16 abril 2009
"Mais uma tarde sem jeito nenhum" - V
Uma das coisas que se inveja aos artistas é a sua genialidade ao transformar o curioso, o inesperado, o desconfortável ou o perplexo, em objectos, frases ou momentos de espanto. Pelo menos, ele acreditava fervorosamente nisso e, de uma forma quase autofágica, aproveitava todo e qualquer desaire para tentar escrever um pequeno texto, um conto ou, quem sabe, até um romance.

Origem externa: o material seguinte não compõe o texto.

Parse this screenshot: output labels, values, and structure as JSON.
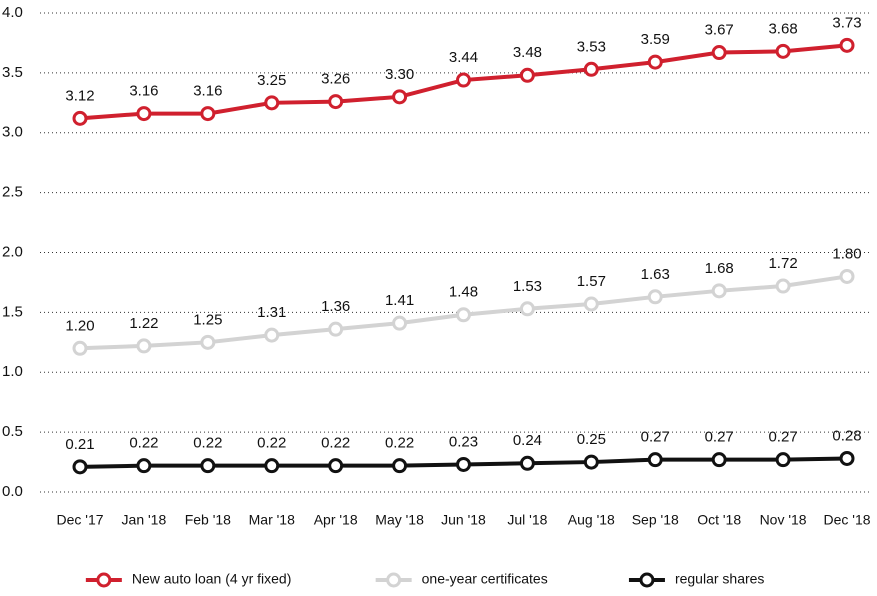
{
  "chart_data": {
    "type": "line",
    "categories": [
      "Dec '17",
      "Jan '18",
      "Feb '18",
      "Mar '18",
      "Apr '18",
      "May '18",
      "Jun '18",
      "Jul '18",
      "Aug '18",
      "Sep '18",
      "Oct '18",
      "Nov '18",
      "Dec '18"
    ],
    "series": [
      {
        "name": "New auto loan (4 yr fixed)",
        "color": "#d0202e",
        "values": [
          3.12,
          3.16,
          3.16,
          3.25,
          3.26,
          3.3,
          3.44,
          3.48,
          3.53,
          3.59,
          3.67,
          3.68,
          3.73
        ],
        "value_labels": [
          "3.12",
          "3.16",
          "3.16",
          "3.25",
          "3.26",
          "3.30",
          "3.44",
          "3.48",
          "3.53",
          "3.59",
          "3.67",
          "3.68",
          "3.73"
        ]
      },
      {
        "name": "one-year certificates",
        "color": "#d3d3d3",
        "values": [
          1.2,
          1.22,
          1.25,
          1.31,
          1.36,
          1.41,
          1.48,
          1.53,
          1.57,
          1.63,
          1.68,
          1.72,
          1.8
        ],
        "value_labels": [
          "1.20",
          "1.22",
          "1.25",
          "1.31",
          "1.36",
          "1.41",
          "1.48",
          "1.53",
          "1.57",
          "1.63",
          "1.68",
          "1.72",
          "1.80"
        ]
      },
      {
        "name": "regular shares",
        "color": "#111111",
        "values": [
          0.21,
          0.22,
          0.22,
          0.22,
          0.22,
          0.22,
          0.23,
          0.24,
          0.25,
          0.27,
          0.27,
          0.27,
          0.28
        ],
        "value_labels": [
          "0.21",
          "0.22",
          "0.22",
          "0.22",
          "0.22",
          "0.22",
          "0.23",
          "0.24",
          "0.25",
          "0.27",
          "0.27",
          "0.27",
          "0.28"
        ]
      }
    ],
    "ylim": [
      0,
      4
    ],
    "yticks": [
      {
        "value": 0,
        "label": "0.0"
      },
      0.5,
      {
        "value": 1,
        "label": "1.0"
      },
      1.5,
      {
        "value": 2,
        "label": "2.0"
      },
      2.5,
      {
        "value": 3,
        "label": "3.0"
      },
      3.5,
      {
        "value": 4,
        "label": "4.0"
      }
    ],
    "grid": true,
    "legend": "bottom"
  }
}
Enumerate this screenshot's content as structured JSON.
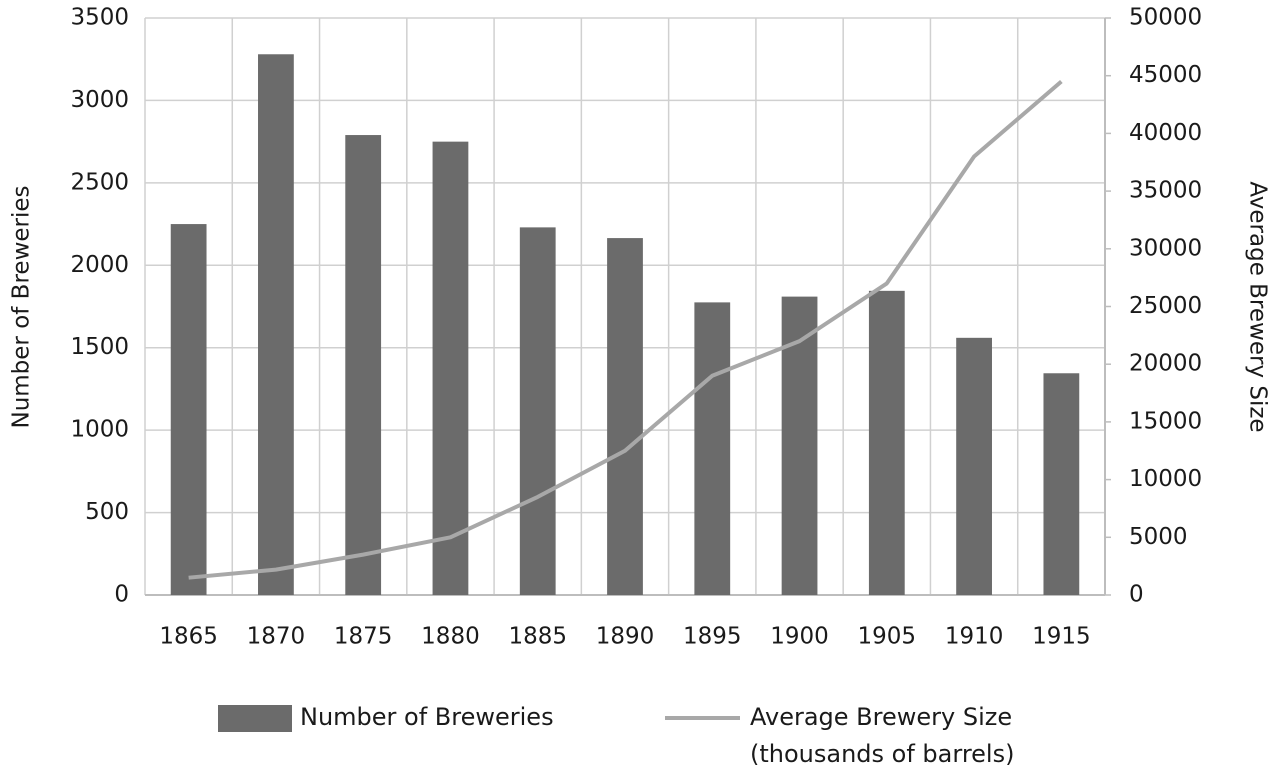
{
  "chart_data": {
    "type": "bar-line",
    "ylabel": "Number of Breweries",
    "y2label": "Average Brewery Size",
    "categories": [
      "1865",
      "1870",
      "1875",
      "1880",
      "1885",
      "1890",
      "1895",
      "1900",
      "1905",
      "1910",
      "1915"
    ],
    "series": [
      {
        "name": "Number of Breweries",
        "type": "bar",
        "color": "#6b6b6b",
        "values": [
          2250,
          3280,
          2790,
          2750,
          2230,
          2165,
          1775,
          1810,
          1845,
          1560,
          1345
        ]
      },
      {
        "name": "Average Brewery Size (thousands of barrels)",
        "type": "line",
        "axis": "y2",
        "color": "#a8a8a8",
        "values": [
          1500,
          2200,
          3500,
          5000,
          8500,
          12500,
          19000,
          22000,
          27000,
          38000,
          44500
        ]
      }
    ],
    "ylim": [
      0,
      3500
    ],
    "yticks": [
      0,
      500,
      1000,
      1500,
      2000,
      2500,
      3000,
      3500
    ],
    "y2lim": [
      0,
      50000
    ],
    "y2ticks": [
      0,
      5000,
      10000,
      15000,
      20000,
      25000,
      30000,
      35000,
      40000,
      45000,
      50000
    ],
    "grid": true
  }
}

Tantas foram as vezes que partiu em direcção à “página desconhecida”, que um dia se apercebeu de que nada mais tinha para dizer e de que os personagens que criara e a quem dera rosto, dele se tinham simplesmente fartado e definitivamente partido: o José já desistira de trabalhar como caixeiro-viajante e trabalha agora numa firma de contabilidade; a Rute tinha conseguido perdoar ao pai e ao irmão todos os maus-tratos que, durante anos, lhe infligiram; o Luís acabou por enlouquecer sem realmente saber quem era.
Afinal não tinha sido apenas abandonado pela Rita, mas sim por todos os que lhe estavam próximos, até mesmo por aqueles que ele inventou.
Então, pensou a sério, ainda mais a sério, sobre o que lhe estava a acontecer. Quem teria realmente partido? Quem se afasta primeiro? A partir de onde se começa a medir o afastamento? Começa-se de cá para lá ou de lá para cá?
Todas estas questões ainda lhe povoam o espírito, principalmente porque são dúbias, ambíguas, revertíveis. Ele sabia que não há zona mais pantanosa do que o terreno do “eu”, mas tinha de haver uma saída!